We characterized a phenotypic property of a cell (growth) with the help of synthetic genetic circuits. We proved that the specific growth rate on lactose was optimized in the mutant strain containing multiple feedbacks. The noise or variance associated with the protein expression of a MIMO strain was comparatively lower than that of Open loop strain containing zero feedbacks.


Future work


1. Experimental analysis of CFP: Due to unavailability of cyan laser filter for FACs we were unable to do CFP expressions. By December 2009, we aim to generate CFP expression profiles for the four strains.
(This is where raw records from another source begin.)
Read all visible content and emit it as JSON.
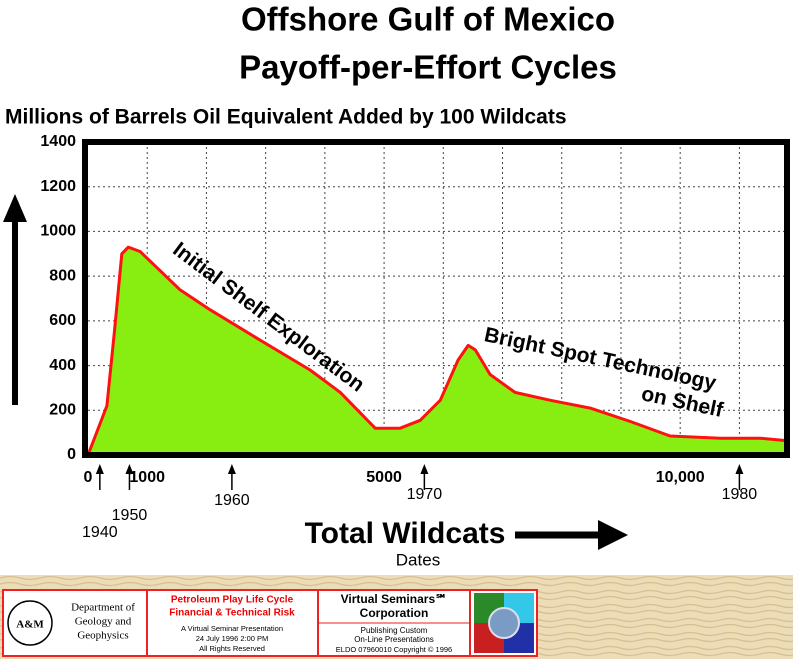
{
  "chart_data": {
    "type": "area",
    "title": [
      "Offshore Gulf of Mexico",
      "Payoff-per-Effort Cycles"
    ],
    "y_label": "Millions of Barrels Oil Equivalent Added by 100 Wildcats",
    "x_label": "Total Wildcats",
    "x2_label": "Dates",
    "x": [
      0,
      320,
      450,
      570,
      680,
      880,
      1550,
      2060,
      2900,
      3750,
      4260,
      4850,
      5270,
      5610,
      5950,
      6250,
      6420,
      6540,
      6790,
      7210,
      7800,
      8480,
      9160,
      9830,
      10680,
      11350,
      11770
    ],
    "values": [
      0,
      220,
      560,
      900,
      930,
      910,
      740,
      650,
      515,
      380,
      280,
      120,
      120,
      155,
      245,
      425,
      490,
      470,
      360,
      280,
      245,
      210,
      150,
      85,
      75,
      75,
      65
    ],
    "color": "#88ee11",
    "line_color": "#ff1111",
    "xlim": [
      0,
      11770
    ],
    "ylim": [
      0,
      1400
    ],
    "xticks": [
      0,
      1000,
      5000,
      {
        "value": 10000,
        "label": "10,000"
      }
    ],
    "x_grid_lines": [
      1000,
      2000,
      3000,
      4000,
      5000,
      6000,
      7000,
      8000,
      9000,
      10000,
      11000
    ],
    "yticks": [
      0,
      200,
      400,
      600,
      800,
      1000,
      1200,
      1400
    ],
    "grid": true,
    "annotations": [
      "Initial Shelf Exploration",
      "Bright Spot Technology",
      "on Shelf"
    ],
    "date_markers": [
      {
        "label": "1940",
        "x": 200
      },
      {
        "label": "1950",
        "x": 700
      },
      {
        "label": "1960",
        "x": 2430
      },
      {
        "label": "1970",
        "x": 5680
      },
      {
        "label": "1980",
        "x": 11000
      }
    ]
  },
  "footer": {
    "department": [
      "Department of",
      "Geology and",
      "Geophysics"
    ],
    "logo": "A&M",
    "seminar": [
      "Petroleum Play Life Cycle",
      "Financial & Technical Risk"
    ],
    "presentation": [
      "A Virtual Seminar Presentation",
      "24 July 1996  2:00 PM",
      "All Rights Reserved"
    ],
    "company": [
      "Virtual Seminars℠",
      "Corporation"
    ],
    "publishing": [
      "Publishing Custom",
      "On-Line Presentations"
    ],
    "copyright": "ELDO 07960010 Copyright © 1996"
  }
}
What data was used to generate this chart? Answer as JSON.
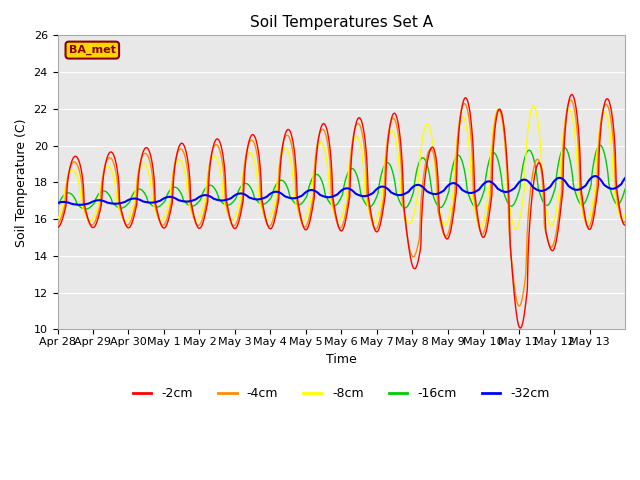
{
  "title": "Soil Temperatures Set A",
  "xlabel": "Time",
  "ylabel": "Soil Temperature (C)",
  "ylim": [
    10,
    26
  ],
  "yticks": [
    10,
    12,
    14,
    16,
    18,
    20,
    22,
    24,
    26
  ],
  "plot_bg_color": "#e8e8e8",
  "fig_bg_color": "#ffffff",
  "annotation_text": "BA_met",
  "annotation_color": "#8B0000",
  "annotation_bg": "#FFD700",
  "line_colors": {
    "-2cm": "#FF0000",
    "-4cm": "#FF8C00",
    "-8cm": "#FFFF00",
    "-16cm": "#00CC00",
    "-32cm": "#0000FF"
  },
  "legend_labels": [
    "-2cm",
    "-4cm",
    "-8cm",
    "-16cm",
    "-32cm"
  ],
  "xtick_labels": [
    "Apr 28",
    "Apr 29",
    "Apr 30",
    "May 1",
    "May 2",
    "May 3",
    "May 4",
    "May 5",
    "May 6",
    "May 7",
    "May 8",
    "May 9",
    "May 10",
    "May 11",
    "May 12",
    "May 13"
  ],
  "n_days": 16,
  "points_per_day": 48
}
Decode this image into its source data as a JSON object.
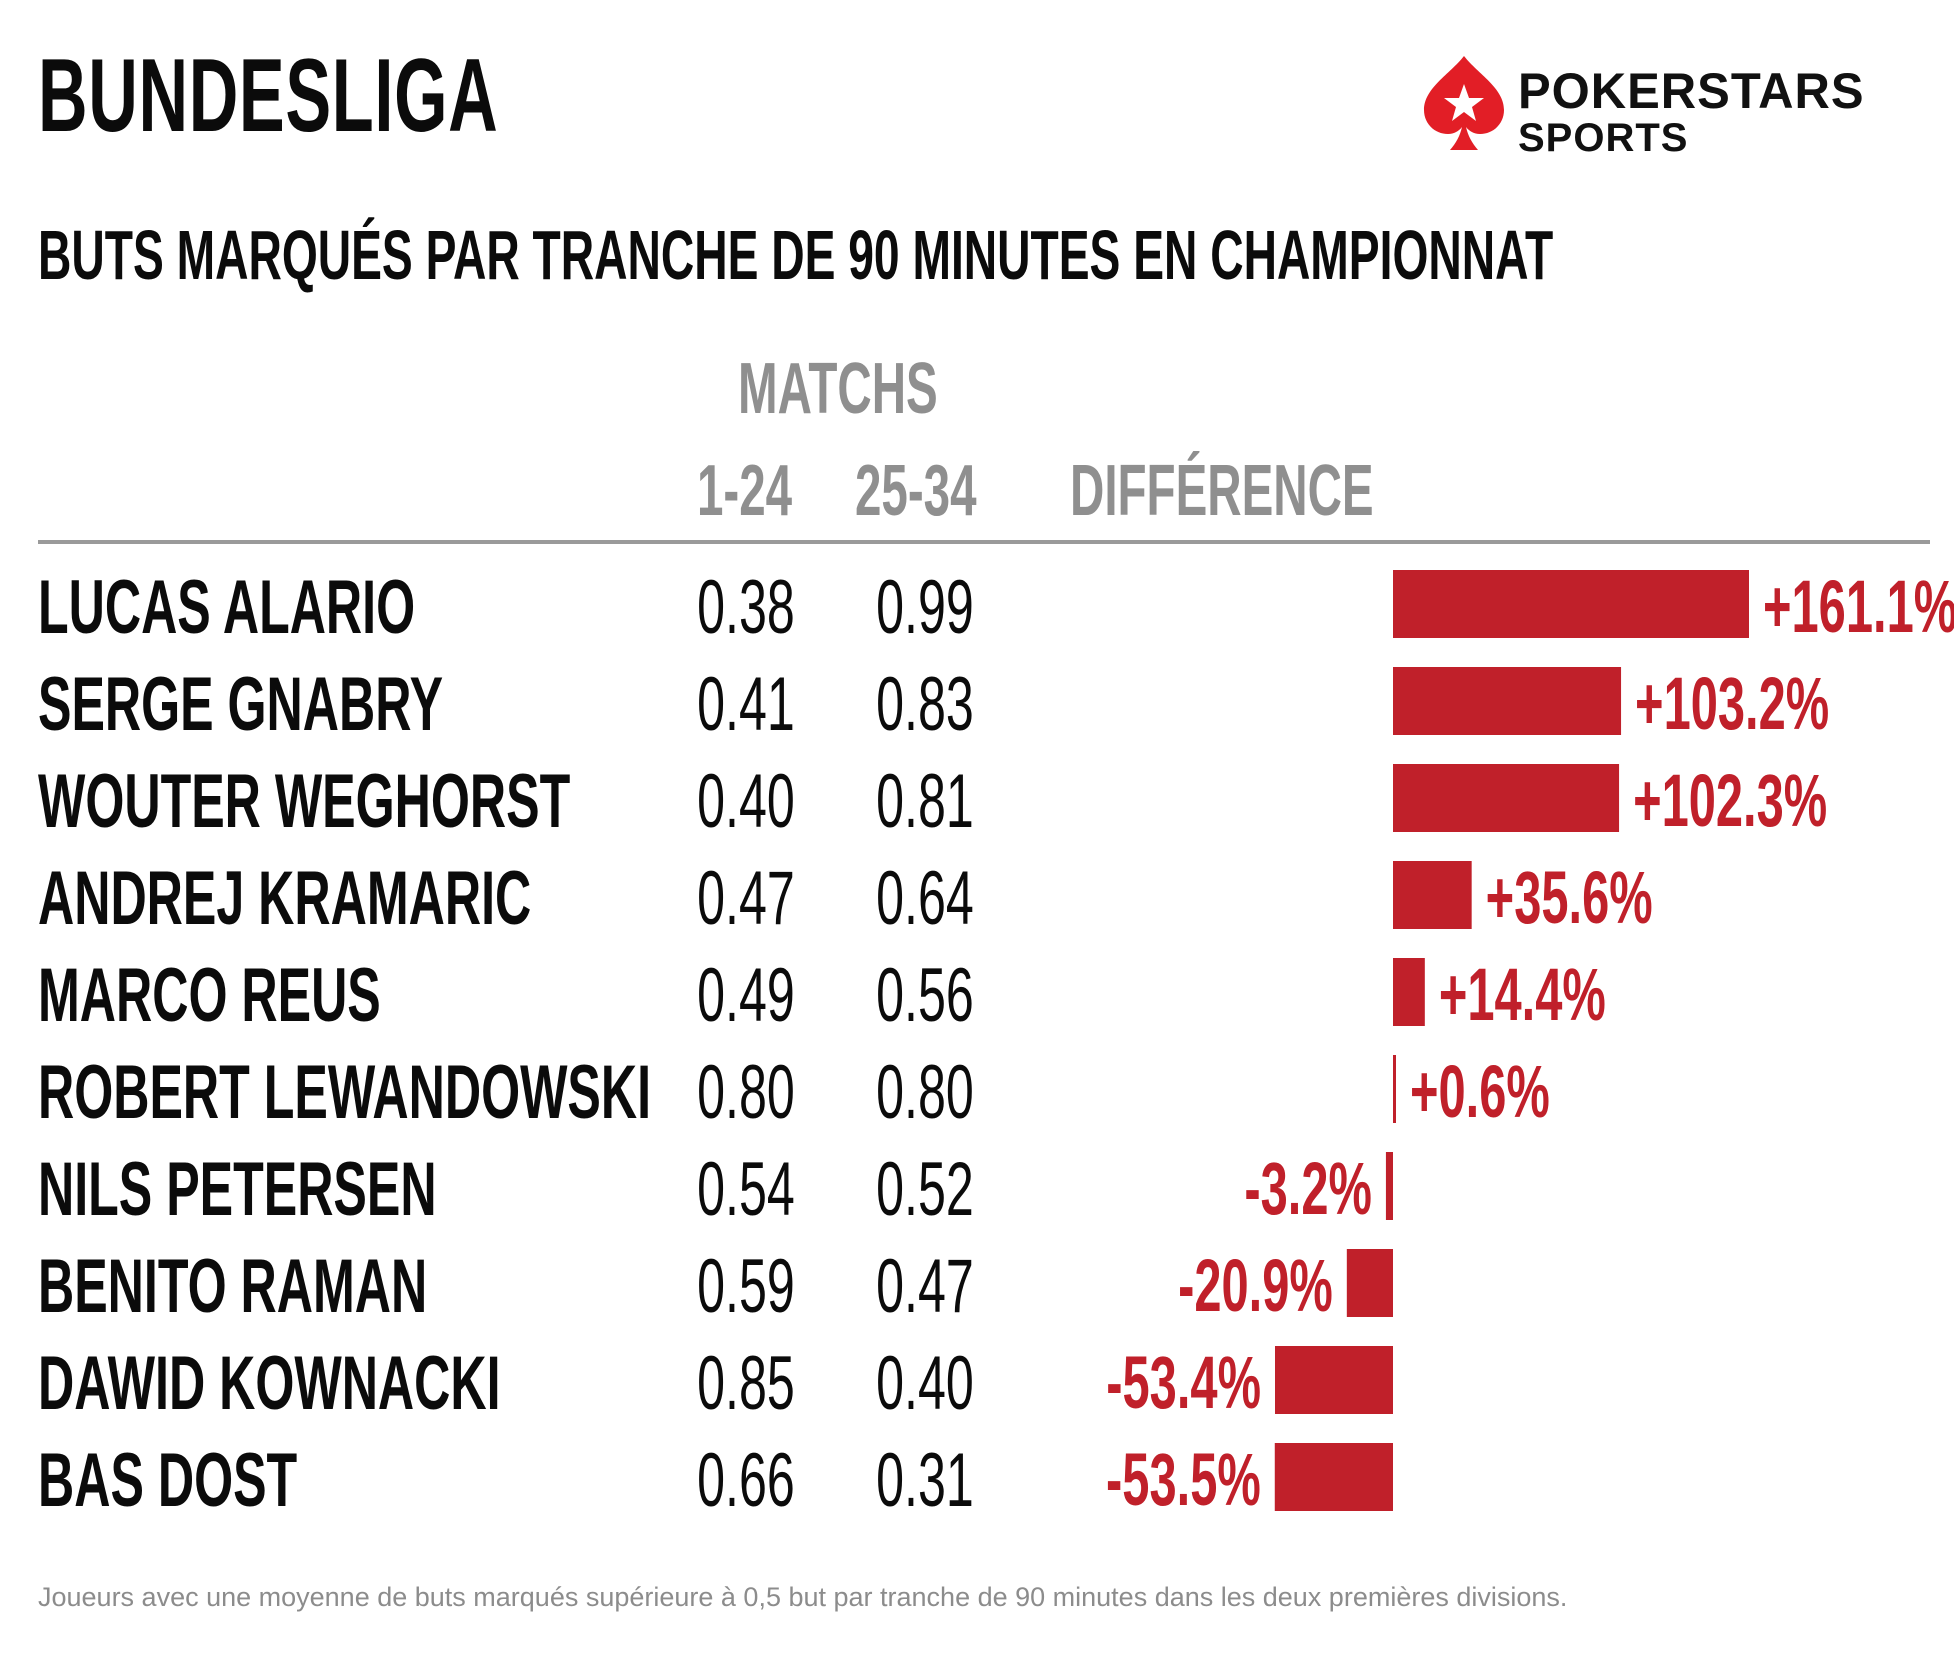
{
  "title": "BUNDESLIGA",
  "subtitle": "BUTS MARQUÉS PAR TRANCHE DE 90 MINUTES EN CHAMPIONNAT",
  "logo": {
    "line1": "POKERSTARS",
    "line2": "SPORTS",
    "icon": "spade-star-icon",
    "color": "#e21e26"
  },
  "headers": {
    "group": "MATCHS",
    "col1": "1-24",
    "col2": "25-34",
    "diff": "DIFFÉRENCE"
  },
  "footnote": "Joueurs avec une moyenne de buts marqués supérieure à 0,5 but par tranche de 90 minutes dans les deux premières divisions.",
  "colors": {
    "bar": "#c0202a",
    "text": "#0b0b0b",
    "header": "#8f8f8f"
  },
  "chart_data": {
    "type": "bar",
    "orientation": "horizontal-diverging",
    "categories": [
      "LUCAS ALARIO",
      "SERGE GNABRY",
      "WOUTER WEGHORST",
      "ANDREJ KRAMARIC",
      "MARCO REUS",
      "ROBERT LEWANDOWSKI",
      "NILS PETERSEN",
      "BENITO RAMAN",
      "DAWID KOWNACKI",
      "BAS DOST"
    ],
    "matchs_1_24": [
      "0.38",
      "0.41",
      "0.40",
      "0.47",
      "0.49",
      "0.80",
      "0.54",
      "0.59",
      "0.85",
      "0.66"
    ],
    "matchs_25_34": [
      "0.99",
      "0.83",
      "0.81",
      "0.64",
      "0.56",
      "0.80",
      "0.52",
      "0.47",
      "0.40",
      "0.31"
    ],
    "values": [
      161.1,
      103.2,
      102.3,
      35.6,
      14.4,
      0.6,
      -3.2,
      -20.9,
      -53.4,
      -53.5
    ],
    "labels": [
      "+161.1%",
      "+103.2%",
      "+102.3%",
      "+35.6%",
      "+14.4%",
      "+0.6%",
      "-3.2%",
      "-20.9%",
      "-53.4%",
      "-53.5%"
    ],
    "unit": "%"
  }
}
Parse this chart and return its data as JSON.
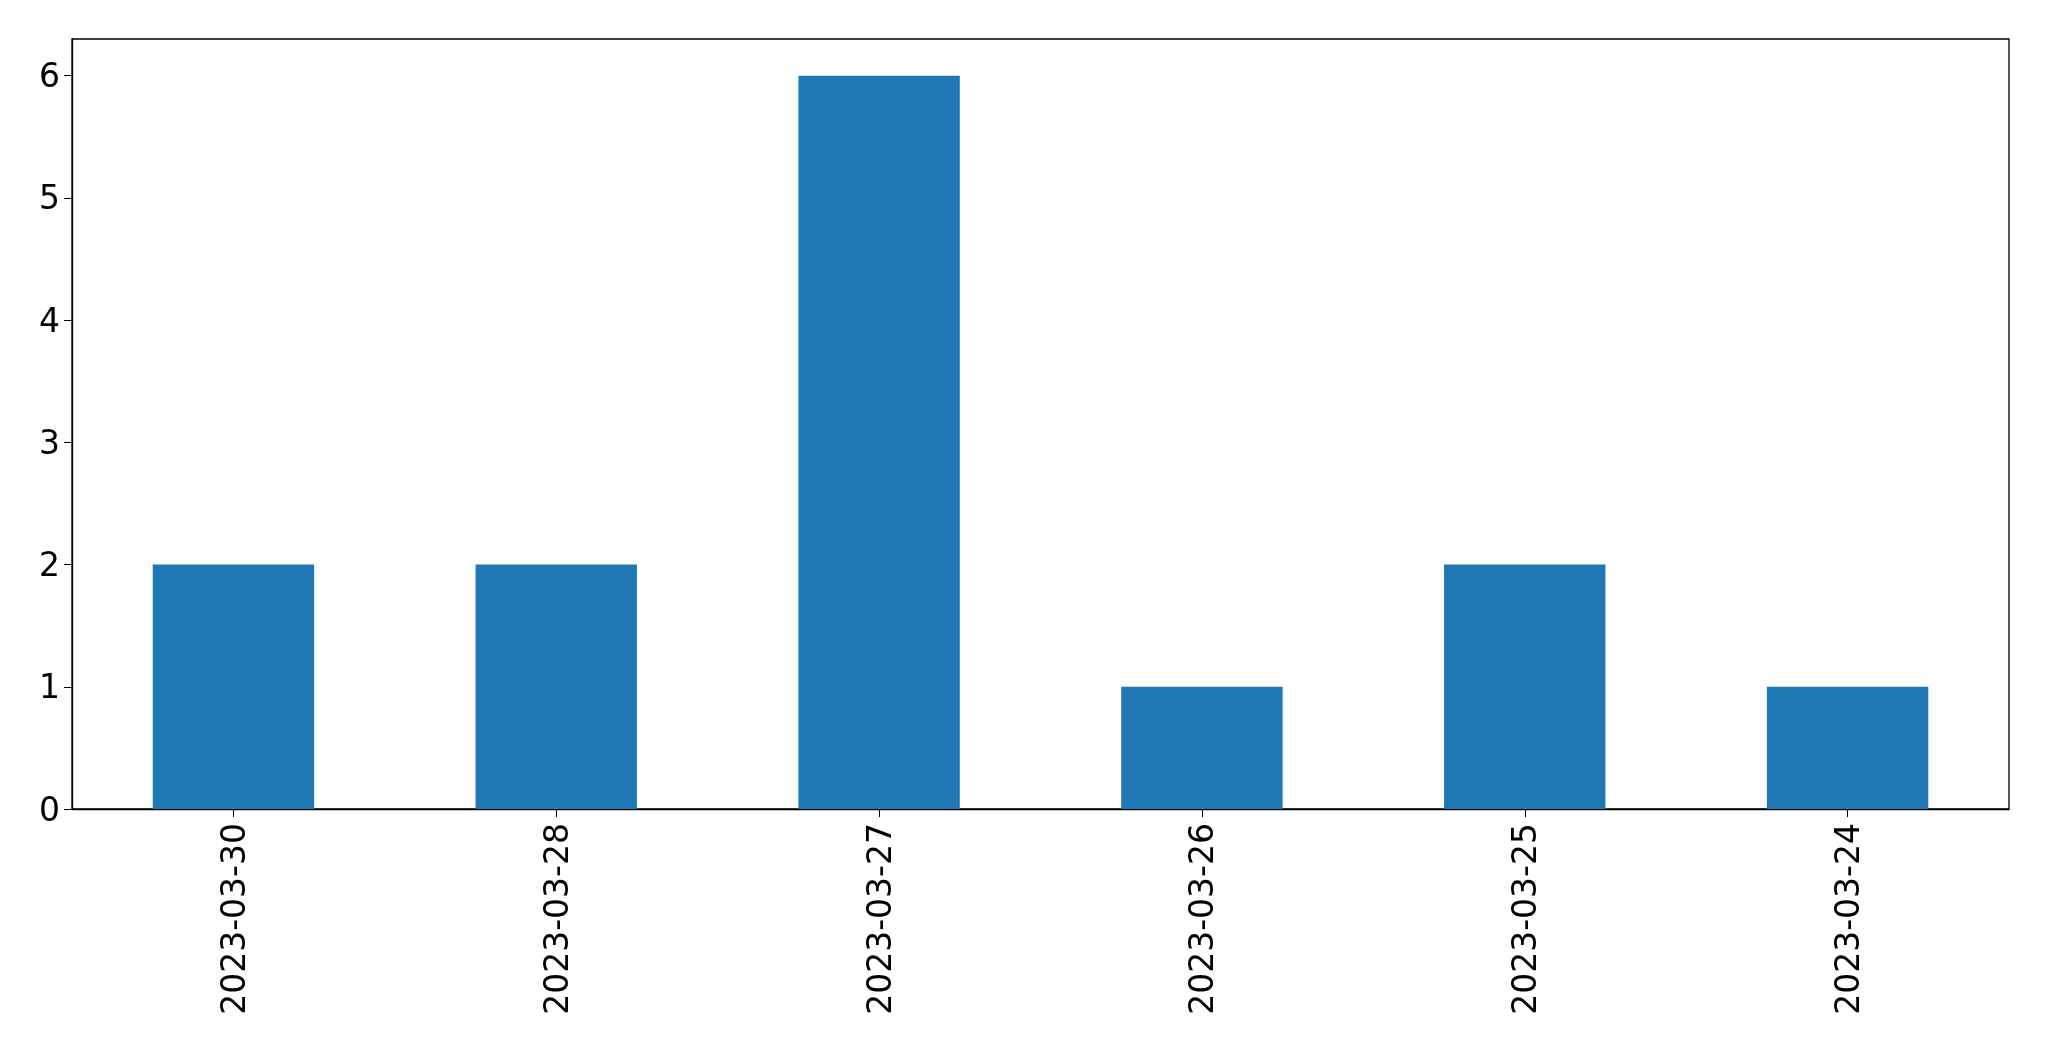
{
  "chart_data": {
    "type": "bar",
    "categories": [
      "2023-03-30",
      "2023-03-28",
      "2023-03-27",
      "2023-03-26",
      "2023-03-25",
      "2023-03-24"
    ],
    "values": [
      2,
      2,
      6,
      1,
      2,
      1
    ],
    "color": "#1f77b4",
    "ylim": [
      0,
      6.3
    ],
    "yticks": [
      0,
      1,
      2,
      3,
      4,
      5,
      6
    ],
    "grid": false
  }
}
2. More experimentation for different values of lactose and IPTG, to get more data for beta-gal expressions and growth rate for all 4 strains

3. Detailed model: Accurately finding the kinetic constants from literature and utilizing them to accurately correlate with the experimental results;

4. Stochastic Analysis:- To develop a simplified model for growth and to introduce stochasticity in the same and characterize the inherent noise in the system.

5. Control analysis: We have done the analysis for only one kind of feedback system. We could use different feedback systems characterized by different Hill-Coefficients and try to do further analysis on the same lines as the analysis done here.